Auguste René Caillié([ʁə.ne ka.je]; 19 November 1799 – 17 May 1838) was a French explorer and the first European to return alive from the town of Timbuktu. Caillié had been preceded at Timbuktu by a British officer, Major Gordon Laing, who was murdered in September 1826 on leaving the city.[3] Caillié was therefor the first to return alive.

Caillié was born in western France in a village near the port of Rochefort. His parents were poor and died while he was still young. At the age of 16 he left home and signed up as a member of the crew on a French naval vessel sailing to Saint-Louis on the coast of modern Senegal in western Africa. He stayed there for several months and then crossed the Atlantic to Guadeloupe on a merchantman. He made a second visit to West Africa two years later when he accompanied a British expedition across the Ferlo Desert to Bakel on the Senegal River.
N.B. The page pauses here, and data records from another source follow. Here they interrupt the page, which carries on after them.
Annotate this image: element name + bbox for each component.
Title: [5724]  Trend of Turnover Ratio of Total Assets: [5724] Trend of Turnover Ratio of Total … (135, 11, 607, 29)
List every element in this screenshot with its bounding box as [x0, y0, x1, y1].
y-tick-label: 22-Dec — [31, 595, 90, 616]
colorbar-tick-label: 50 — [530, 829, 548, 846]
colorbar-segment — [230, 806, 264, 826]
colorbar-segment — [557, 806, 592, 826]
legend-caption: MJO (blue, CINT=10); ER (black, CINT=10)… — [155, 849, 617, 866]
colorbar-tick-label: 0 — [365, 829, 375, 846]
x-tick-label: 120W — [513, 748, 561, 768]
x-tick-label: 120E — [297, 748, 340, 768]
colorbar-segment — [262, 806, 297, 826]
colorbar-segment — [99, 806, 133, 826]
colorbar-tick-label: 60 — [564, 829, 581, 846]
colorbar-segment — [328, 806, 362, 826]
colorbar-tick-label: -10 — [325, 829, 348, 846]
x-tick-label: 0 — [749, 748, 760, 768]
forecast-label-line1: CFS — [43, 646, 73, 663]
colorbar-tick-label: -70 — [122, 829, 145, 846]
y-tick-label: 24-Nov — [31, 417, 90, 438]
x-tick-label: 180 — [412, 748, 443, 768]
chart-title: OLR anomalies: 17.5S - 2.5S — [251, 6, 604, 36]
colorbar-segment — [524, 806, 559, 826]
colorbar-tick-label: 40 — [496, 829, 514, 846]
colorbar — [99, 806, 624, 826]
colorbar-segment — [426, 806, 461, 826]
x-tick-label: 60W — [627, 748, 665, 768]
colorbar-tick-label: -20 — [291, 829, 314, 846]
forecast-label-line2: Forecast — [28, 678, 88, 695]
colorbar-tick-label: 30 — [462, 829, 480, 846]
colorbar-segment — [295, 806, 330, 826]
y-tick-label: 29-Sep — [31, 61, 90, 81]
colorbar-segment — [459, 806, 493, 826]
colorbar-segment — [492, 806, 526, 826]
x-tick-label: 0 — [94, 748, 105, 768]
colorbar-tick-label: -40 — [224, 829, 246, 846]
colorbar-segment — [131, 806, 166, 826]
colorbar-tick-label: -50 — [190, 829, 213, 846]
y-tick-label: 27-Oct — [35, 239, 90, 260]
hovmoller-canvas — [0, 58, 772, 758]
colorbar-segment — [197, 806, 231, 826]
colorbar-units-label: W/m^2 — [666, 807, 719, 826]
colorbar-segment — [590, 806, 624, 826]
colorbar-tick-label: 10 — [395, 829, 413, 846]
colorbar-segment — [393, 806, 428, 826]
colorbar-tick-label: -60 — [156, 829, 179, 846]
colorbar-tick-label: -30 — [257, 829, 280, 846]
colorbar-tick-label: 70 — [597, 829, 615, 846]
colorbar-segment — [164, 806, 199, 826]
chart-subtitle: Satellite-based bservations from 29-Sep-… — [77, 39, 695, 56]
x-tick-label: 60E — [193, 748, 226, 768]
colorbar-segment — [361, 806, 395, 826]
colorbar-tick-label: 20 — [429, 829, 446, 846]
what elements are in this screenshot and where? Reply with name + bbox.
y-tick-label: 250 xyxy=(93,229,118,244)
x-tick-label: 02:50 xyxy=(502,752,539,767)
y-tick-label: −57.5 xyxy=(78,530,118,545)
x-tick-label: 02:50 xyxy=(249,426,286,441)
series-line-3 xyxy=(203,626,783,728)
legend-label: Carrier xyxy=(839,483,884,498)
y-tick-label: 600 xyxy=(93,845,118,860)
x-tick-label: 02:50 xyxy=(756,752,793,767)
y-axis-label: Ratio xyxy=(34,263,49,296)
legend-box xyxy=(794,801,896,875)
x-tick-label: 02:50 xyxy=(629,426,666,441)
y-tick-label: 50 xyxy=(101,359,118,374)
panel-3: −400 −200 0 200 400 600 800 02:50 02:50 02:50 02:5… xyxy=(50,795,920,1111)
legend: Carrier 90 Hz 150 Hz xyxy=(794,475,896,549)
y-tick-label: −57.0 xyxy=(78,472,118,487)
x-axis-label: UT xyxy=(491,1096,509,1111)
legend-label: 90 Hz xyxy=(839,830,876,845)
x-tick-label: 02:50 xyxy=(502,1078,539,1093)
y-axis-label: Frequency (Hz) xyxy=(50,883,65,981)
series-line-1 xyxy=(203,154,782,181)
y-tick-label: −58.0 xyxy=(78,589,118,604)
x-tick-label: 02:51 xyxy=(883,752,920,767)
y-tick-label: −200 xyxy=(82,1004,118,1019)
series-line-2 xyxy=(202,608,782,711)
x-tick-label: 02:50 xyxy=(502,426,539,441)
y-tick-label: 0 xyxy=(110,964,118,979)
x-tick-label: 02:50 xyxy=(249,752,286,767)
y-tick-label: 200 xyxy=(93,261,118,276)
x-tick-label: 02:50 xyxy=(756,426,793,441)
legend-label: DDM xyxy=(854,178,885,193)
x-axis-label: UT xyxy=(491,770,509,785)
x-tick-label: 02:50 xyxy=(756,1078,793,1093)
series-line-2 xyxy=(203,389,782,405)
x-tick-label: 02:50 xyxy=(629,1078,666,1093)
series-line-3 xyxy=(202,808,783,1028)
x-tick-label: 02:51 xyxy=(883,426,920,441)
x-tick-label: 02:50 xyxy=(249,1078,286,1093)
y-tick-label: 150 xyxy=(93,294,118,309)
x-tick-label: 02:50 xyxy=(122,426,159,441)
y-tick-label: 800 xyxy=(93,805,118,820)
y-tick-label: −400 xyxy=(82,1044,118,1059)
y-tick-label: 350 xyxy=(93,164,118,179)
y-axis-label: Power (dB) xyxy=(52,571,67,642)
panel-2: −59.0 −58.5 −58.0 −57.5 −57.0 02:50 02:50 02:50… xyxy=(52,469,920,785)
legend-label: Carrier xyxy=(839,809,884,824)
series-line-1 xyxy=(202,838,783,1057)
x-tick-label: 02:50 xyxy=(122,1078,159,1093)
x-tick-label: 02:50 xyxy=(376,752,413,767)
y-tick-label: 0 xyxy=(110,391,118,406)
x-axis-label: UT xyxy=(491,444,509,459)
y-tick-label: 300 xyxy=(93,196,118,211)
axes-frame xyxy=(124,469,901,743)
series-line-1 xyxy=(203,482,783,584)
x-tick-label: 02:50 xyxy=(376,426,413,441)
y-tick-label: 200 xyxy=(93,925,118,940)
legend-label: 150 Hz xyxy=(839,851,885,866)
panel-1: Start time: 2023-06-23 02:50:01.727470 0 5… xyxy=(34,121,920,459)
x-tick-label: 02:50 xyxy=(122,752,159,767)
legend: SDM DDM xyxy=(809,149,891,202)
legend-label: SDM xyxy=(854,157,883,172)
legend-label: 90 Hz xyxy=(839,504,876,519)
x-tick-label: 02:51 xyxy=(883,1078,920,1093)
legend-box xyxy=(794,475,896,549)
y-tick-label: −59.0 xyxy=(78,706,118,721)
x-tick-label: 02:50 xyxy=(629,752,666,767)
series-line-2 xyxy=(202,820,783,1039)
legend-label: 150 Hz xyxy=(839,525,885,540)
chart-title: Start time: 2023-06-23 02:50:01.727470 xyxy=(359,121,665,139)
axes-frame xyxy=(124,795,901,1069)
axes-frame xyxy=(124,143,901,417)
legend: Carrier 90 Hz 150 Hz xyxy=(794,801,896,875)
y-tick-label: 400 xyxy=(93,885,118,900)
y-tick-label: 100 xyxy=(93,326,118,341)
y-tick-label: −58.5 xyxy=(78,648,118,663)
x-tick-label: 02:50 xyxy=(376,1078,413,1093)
Caillié returned to Saint-Louis in 1824 with a strong desire to become an explorer and visit Timbuktu. In order to avoid some of the difficulties experienced by the earlier expeditions, he planned to travel alone disguised as a Muslim. He persuaded the French governor in Saint-Louis to help finance a stay of 8 months with the nomadic people in the Brakna Region of southern Mauritania where he learned Arabic and the customs of Islam. He failed to obtain further funding from either the French or the British governments, but encouraged by the prize of 9,000 francs offered by the Société de Géographie in Paris for the first person to return with a description of Timbuktu, he decided to fund the journey himself. He worked for a few months in the British colony of Sierra Leone to save some money, then travelled by ship to Boké on the Rio Nuñez in modern Guinea. From there in April 1827 he set off across West Africa. He arrived in Timbuktu a year later and stayed there for two weeks before heading across the Sahara Desert to Tangier in Morocco.

On his return to France, he was awarded the prize of 9,000 francs by the Société de Géographie and, helped by the scholar Edme-François Jomard, published an account of his journey. In 1830, he was awarded the Gold Medal by the Société de Géographie.

Caillié married and settled near his birthplace. He suffered from poor health and died of tuberculosis aged 38.